UN labour agency gets budget despite LGBTQ rights drama

International Labour Organization (ILO) headquarters in Geneva. PHOTO/HANDOUT

What you need to know:

  • After days of heated negotiations -- observers described late-night screaming matches between some negotiators -- the sides finally managed to agree a compromise.

The UN labour agency's budget was approved late Tuesday, following a last-minute compromise in a dramatic stand-off between countries over references to discrimination based on gender identity and sexual orientation.

The International Labour Organization's members overwhelmingly voted at its annual decision-making conference to pass its 2024-2025 programme and budget.

It passed by 477 votes to 11, with seven abstentions.

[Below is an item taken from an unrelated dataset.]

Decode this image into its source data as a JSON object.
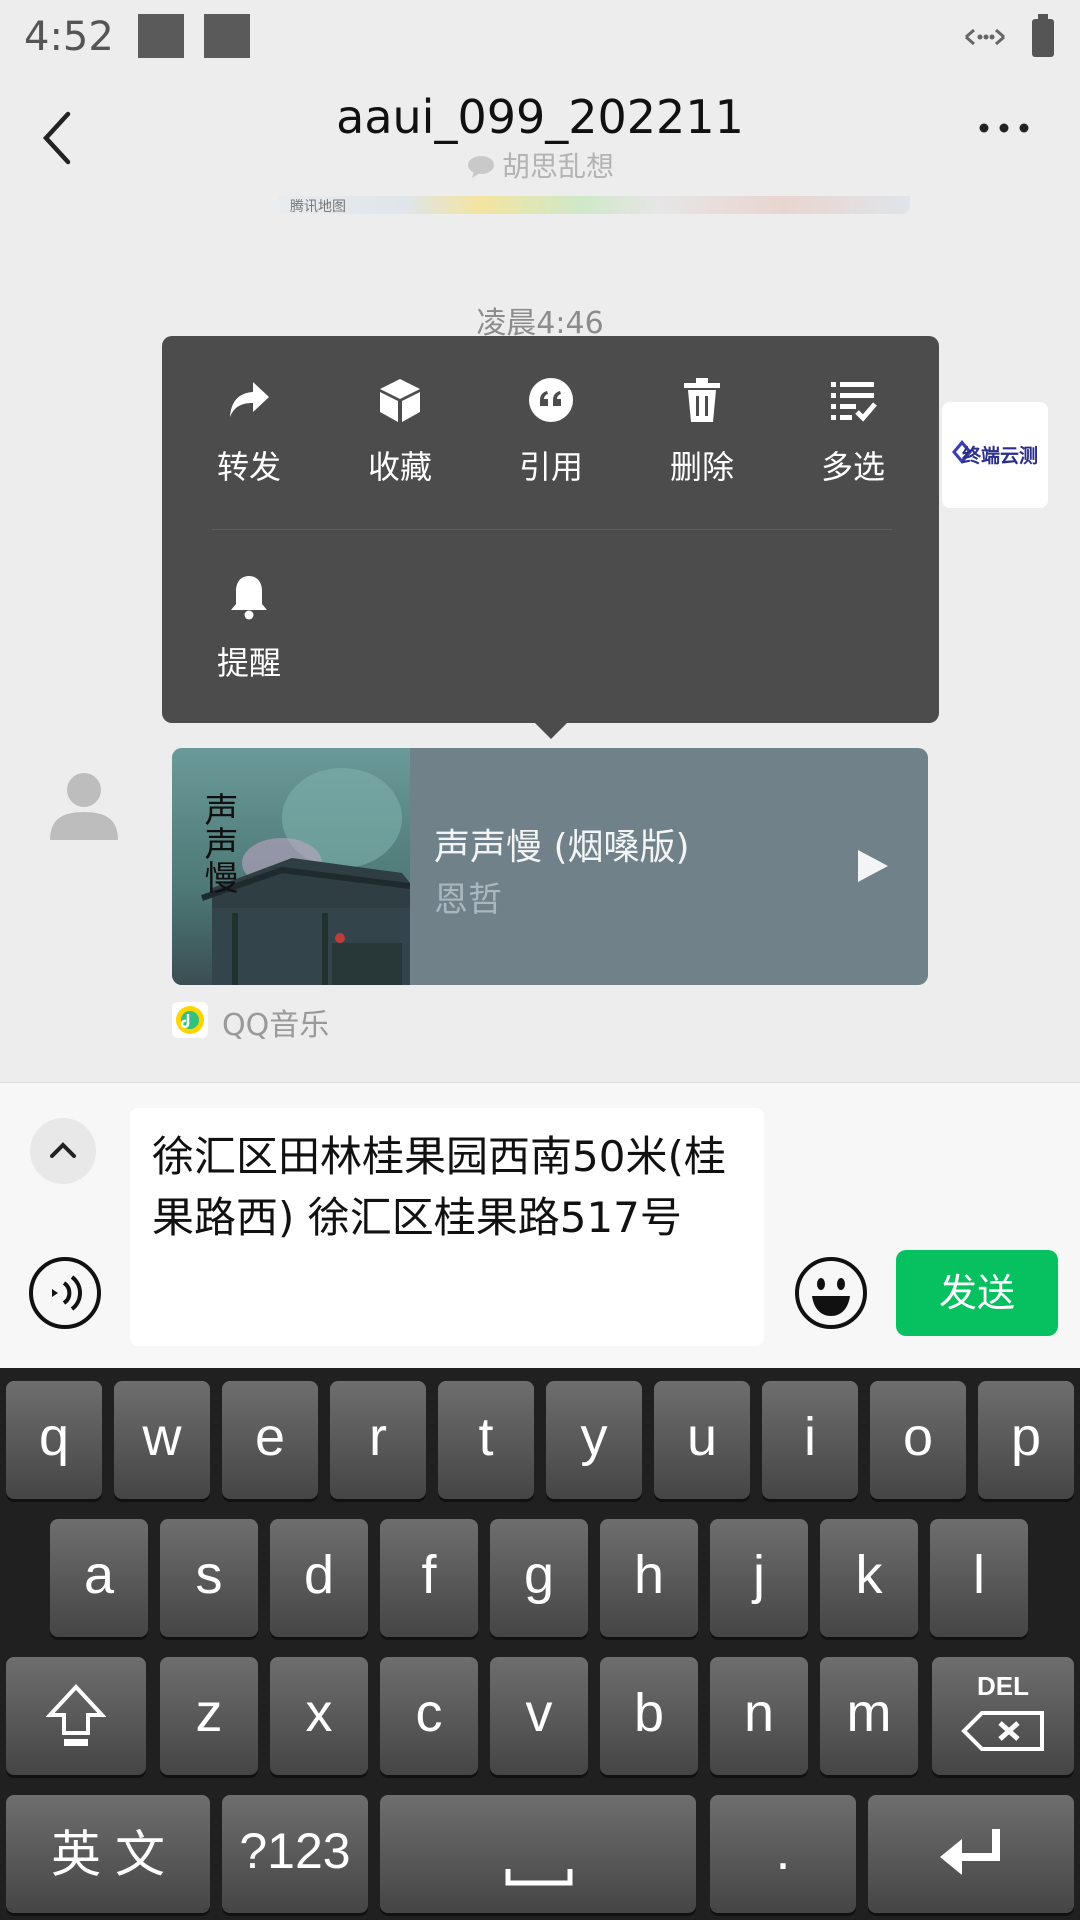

The vote followed an unprecedented impasse, pitting African and Muslim countries against mainly Western nations, that for days appeared poised to delay or even block the approval of the ILO's $885-million two-year budget.

For the first time, countries on the International Labour Conference's finance committee struggled to reach consensus on the programme and budget texts, putting the issue to several unsuccessful votes.

The stand-off -- taking place during Pride Month -- centred on wording that had actually been present in at least two previous programme budgets in the section on gender equality, non-discrimination and inclusion. 

The dispute appears to be part of a broader and growing effort to remove references to sexual orientation and gender identity that had long gone uncontested in resolutions and texts across the United Nations system.

ILO spokeswoman Rosalind Yarde explained late last week that African group and Organisation of Islamic Cooperation (OIC) countries "did not want to include wording relating to sexual orientation and gender identity in the programme and budget document, specifically in relation to the work of the office in their countries".

They had proposed an amendment -- flatly rejected by countries in the Americas, Europe and parts of the Asia-Pacific region -- to remove mention of specific vulnerable groups covered by the ILO's mandate to battle discrimination.

Late-night screaming matches 

After days of heated negotiations -- observers described late-night screaming matches between some negotiators -- the sides finally managed to agree a compromise late Monday.

Despite harsh opposition from the OIC countries especially, the adopted text still makes specific reference to people facing discrimination and exclusion "on the grounds of race, sexual orientation and gender identity."

But a note has been included that "recognises the different positions expressed on the issue", Yarde told reporters in Geneva.

The committee compromise allowed the programme and budget to finally go to the conference plenary on Tuesday, where countries are represented by governments, employers and unions, under the ILO's tripartite system -- unique in the United Nations.

Before the vote, several speakers from Western countries stressed to the plenary the importance of resisting attempts to roll back and reduce language on gender identity and sexual orientation.

"The equality of every man, of every woman, of every person is not a point for negotiation," Canadian Labour Minister Seamus O'Regan, himself gay, told the conference.

He pointed out that his 13-year marriage would once have been illegal in his country and "I would be jailed, or I would be condemned to death if I happened to have been born in some of the member states before me."

"My love for my husband will never again be negotiated... I will never let it be negotiated away," he said.

"Once rights are achieved... we will not stand by and have them brushed over, put back in the closet, or taken away."